With oil markets hemorrhaging for more than two-and-a-half years amid the worst oil market in arguably a generation, two weeks ago it appeared that Russia and OPEC de facto leader Saudi Arabia, the world’s top two oil producers, could possibly and finally agree on an oil production cap at a planned informal meeting of oil producers to be held on the sidelines of an energy forum in Algiers in a little more than a week.
Moscow and Riyadh, both reeling from prolonged low oil prices, resolved to agree that something had to be done to address the supply glut and plunge in global oil prices of around 60 percent since mid-2014.
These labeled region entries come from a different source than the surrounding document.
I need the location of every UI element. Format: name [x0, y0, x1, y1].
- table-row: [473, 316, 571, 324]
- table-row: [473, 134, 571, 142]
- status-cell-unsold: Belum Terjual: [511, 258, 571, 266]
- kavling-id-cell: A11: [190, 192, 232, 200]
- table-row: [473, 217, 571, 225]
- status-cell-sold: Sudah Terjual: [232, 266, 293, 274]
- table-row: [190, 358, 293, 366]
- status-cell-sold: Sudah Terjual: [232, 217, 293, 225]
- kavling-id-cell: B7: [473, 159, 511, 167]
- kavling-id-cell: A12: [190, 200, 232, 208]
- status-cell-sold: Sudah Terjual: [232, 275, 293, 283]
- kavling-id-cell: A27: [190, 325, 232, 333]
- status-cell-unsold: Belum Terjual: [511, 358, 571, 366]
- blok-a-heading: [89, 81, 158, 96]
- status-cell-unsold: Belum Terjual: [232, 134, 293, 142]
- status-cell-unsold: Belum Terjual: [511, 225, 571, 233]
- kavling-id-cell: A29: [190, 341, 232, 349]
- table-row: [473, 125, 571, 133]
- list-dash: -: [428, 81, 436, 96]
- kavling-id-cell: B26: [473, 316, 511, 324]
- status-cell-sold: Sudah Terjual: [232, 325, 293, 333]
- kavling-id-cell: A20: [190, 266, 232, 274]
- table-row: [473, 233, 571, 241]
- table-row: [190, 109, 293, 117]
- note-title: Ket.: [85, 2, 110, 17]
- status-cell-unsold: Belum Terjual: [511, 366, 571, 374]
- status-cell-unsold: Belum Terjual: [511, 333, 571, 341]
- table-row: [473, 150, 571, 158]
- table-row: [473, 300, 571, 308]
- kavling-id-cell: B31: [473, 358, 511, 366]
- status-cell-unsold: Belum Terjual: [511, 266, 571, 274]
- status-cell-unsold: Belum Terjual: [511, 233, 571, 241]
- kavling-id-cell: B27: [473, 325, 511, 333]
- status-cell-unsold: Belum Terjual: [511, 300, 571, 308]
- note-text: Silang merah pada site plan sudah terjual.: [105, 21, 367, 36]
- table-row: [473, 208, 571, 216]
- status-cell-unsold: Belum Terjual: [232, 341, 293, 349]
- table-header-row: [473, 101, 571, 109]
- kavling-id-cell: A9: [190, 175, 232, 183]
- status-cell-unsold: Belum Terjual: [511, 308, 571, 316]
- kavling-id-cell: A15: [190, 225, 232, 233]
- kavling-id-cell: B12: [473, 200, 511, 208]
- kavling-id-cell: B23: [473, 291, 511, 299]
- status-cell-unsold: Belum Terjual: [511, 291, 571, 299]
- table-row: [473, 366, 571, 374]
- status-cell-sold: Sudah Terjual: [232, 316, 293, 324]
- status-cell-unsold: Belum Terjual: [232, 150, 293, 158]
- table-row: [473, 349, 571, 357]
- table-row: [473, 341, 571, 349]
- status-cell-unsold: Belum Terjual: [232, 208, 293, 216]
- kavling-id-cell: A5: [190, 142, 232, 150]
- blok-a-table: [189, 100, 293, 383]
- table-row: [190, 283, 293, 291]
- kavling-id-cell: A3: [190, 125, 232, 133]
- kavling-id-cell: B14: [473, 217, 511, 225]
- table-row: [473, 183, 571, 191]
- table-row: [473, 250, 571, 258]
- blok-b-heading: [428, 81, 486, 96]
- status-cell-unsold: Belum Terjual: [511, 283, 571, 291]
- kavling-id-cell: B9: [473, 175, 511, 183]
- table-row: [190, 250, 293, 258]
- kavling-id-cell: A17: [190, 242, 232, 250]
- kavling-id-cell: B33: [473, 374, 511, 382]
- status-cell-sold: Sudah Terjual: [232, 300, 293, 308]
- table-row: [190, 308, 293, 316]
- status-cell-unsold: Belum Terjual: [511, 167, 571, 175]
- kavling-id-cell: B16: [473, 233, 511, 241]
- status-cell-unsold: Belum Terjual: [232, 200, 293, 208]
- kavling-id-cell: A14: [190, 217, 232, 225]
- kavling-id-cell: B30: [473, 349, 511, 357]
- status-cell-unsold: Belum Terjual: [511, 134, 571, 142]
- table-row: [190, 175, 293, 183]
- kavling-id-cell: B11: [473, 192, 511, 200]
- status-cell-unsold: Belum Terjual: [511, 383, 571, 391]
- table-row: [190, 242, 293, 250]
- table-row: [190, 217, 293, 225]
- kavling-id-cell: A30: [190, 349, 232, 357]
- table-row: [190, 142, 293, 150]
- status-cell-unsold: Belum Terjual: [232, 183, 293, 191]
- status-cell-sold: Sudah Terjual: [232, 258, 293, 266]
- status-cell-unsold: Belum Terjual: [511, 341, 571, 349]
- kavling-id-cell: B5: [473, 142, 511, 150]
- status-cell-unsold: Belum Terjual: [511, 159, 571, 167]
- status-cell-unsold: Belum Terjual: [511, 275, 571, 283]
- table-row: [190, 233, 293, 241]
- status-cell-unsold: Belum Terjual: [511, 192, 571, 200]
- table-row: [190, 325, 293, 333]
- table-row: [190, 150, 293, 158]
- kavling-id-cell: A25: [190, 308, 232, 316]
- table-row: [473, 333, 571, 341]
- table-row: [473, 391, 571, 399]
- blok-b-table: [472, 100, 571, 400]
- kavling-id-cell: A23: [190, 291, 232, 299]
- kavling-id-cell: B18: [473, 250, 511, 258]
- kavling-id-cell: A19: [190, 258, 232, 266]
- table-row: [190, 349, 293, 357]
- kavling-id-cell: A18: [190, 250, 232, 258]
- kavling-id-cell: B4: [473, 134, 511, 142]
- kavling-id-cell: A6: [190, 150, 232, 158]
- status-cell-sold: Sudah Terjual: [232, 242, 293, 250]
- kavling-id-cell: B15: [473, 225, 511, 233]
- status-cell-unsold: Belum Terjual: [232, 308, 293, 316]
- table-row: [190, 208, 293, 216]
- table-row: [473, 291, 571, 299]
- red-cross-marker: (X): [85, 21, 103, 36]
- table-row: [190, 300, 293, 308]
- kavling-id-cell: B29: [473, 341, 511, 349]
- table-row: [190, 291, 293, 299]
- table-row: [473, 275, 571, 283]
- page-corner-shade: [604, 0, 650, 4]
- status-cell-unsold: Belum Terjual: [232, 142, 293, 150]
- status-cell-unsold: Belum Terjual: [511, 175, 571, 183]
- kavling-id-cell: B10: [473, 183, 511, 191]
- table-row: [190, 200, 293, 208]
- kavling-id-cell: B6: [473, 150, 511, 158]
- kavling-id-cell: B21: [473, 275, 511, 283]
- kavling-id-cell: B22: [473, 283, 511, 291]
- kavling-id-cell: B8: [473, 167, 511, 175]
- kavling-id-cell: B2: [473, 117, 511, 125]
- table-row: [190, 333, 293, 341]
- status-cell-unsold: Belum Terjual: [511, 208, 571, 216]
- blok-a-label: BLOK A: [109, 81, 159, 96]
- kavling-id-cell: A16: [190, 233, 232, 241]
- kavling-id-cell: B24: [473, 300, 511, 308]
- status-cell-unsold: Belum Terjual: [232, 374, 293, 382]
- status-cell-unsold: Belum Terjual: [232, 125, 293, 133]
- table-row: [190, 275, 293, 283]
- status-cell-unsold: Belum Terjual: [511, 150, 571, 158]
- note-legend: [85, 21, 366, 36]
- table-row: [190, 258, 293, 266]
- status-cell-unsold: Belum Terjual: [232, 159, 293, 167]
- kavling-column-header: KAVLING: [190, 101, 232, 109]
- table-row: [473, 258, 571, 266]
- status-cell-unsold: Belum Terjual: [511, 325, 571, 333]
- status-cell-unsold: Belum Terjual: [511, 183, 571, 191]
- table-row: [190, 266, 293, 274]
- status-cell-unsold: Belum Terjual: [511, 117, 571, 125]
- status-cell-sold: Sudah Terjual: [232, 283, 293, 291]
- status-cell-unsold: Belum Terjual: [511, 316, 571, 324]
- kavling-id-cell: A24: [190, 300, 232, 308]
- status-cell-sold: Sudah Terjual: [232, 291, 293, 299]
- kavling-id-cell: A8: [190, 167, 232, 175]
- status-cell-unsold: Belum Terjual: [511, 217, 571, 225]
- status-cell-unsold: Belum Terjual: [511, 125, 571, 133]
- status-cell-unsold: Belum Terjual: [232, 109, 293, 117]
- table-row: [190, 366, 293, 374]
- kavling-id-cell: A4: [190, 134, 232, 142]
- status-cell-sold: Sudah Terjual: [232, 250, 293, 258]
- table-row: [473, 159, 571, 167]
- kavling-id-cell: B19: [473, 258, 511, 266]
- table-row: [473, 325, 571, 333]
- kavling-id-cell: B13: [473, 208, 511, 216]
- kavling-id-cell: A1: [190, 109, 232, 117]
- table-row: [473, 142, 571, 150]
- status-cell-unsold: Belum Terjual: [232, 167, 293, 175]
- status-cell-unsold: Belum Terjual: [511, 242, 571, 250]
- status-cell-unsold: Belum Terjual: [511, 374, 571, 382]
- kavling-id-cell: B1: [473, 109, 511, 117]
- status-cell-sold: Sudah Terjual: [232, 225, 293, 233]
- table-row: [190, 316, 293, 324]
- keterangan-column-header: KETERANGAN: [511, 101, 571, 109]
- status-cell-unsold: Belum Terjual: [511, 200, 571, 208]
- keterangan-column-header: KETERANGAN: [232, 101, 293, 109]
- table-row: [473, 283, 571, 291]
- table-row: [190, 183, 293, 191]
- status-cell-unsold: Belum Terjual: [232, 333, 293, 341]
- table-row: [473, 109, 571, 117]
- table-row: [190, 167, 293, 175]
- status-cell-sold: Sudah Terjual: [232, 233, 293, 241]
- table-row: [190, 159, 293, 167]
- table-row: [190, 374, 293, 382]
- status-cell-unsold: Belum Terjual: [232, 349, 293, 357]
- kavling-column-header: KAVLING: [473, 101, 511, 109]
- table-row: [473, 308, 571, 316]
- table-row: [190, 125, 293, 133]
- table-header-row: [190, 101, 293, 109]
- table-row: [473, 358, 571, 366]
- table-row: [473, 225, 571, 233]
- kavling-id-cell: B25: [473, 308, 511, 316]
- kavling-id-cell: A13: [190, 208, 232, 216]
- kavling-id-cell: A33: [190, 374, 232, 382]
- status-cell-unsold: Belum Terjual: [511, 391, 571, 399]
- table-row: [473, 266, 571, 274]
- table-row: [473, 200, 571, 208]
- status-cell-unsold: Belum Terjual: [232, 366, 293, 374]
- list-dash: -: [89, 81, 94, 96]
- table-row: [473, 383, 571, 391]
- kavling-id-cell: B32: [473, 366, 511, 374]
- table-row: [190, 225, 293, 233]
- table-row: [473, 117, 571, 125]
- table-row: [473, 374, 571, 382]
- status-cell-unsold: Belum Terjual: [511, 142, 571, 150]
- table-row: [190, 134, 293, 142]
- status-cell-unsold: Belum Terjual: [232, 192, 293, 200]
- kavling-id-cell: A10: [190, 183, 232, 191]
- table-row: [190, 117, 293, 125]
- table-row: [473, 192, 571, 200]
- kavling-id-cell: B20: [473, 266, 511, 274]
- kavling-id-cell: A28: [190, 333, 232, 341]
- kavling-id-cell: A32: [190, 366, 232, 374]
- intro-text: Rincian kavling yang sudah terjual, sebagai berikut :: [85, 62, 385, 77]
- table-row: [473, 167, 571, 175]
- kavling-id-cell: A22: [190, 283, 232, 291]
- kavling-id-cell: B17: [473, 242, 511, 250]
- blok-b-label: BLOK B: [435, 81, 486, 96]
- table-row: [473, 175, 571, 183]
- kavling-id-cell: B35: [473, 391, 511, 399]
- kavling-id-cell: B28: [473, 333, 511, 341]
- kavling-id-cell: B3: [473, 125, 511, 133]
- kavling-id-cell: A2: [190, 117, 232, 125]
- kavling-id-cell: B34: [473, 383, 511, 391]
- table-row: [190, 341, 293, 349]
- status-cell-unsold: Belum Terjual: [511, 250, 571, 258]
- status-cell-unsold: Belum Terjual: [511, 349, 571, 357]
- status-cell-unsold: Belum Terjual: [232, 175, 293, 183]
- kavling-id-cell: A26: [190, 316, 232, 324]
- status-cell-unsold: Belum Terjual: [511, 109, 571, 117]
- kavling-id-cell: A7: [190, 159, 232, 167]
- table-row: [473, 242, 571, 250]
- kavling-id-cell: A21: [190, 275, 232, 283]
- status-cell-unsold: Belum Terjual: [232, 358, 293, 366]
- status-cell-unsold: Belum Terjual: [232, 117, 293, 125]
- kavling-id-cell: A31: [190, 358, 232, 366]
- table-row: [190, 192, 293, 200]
Even Russian President Vladimir Putin chimed in on the matter, hinting that Iran, who is still trying to reach pre-sanction output levels of four million barrels per day (bpd), could be placated, stating that an oil production freeze could include a compromise on Iranian ouput.
Iran’s failure to participate in a production cap meeting in April caused a knee-jerk response from regional rival Saudi Arabia who also pulled out of the meeting.
However, disheartening news for oil markets broke over the weekend when OPEC Secretary-General, Mohammed Barkindo, a Nigerian, said that the Algiers meeting would be an informal meeting for consultations and not for decision making, according to a report in Algerian state news agency (APS) on Saturday.
“It will be an informal meeting, it is not a meeting for making decisions,” Barkindo said. “We met in June, it is September now and a lot of things happened between the two dates.”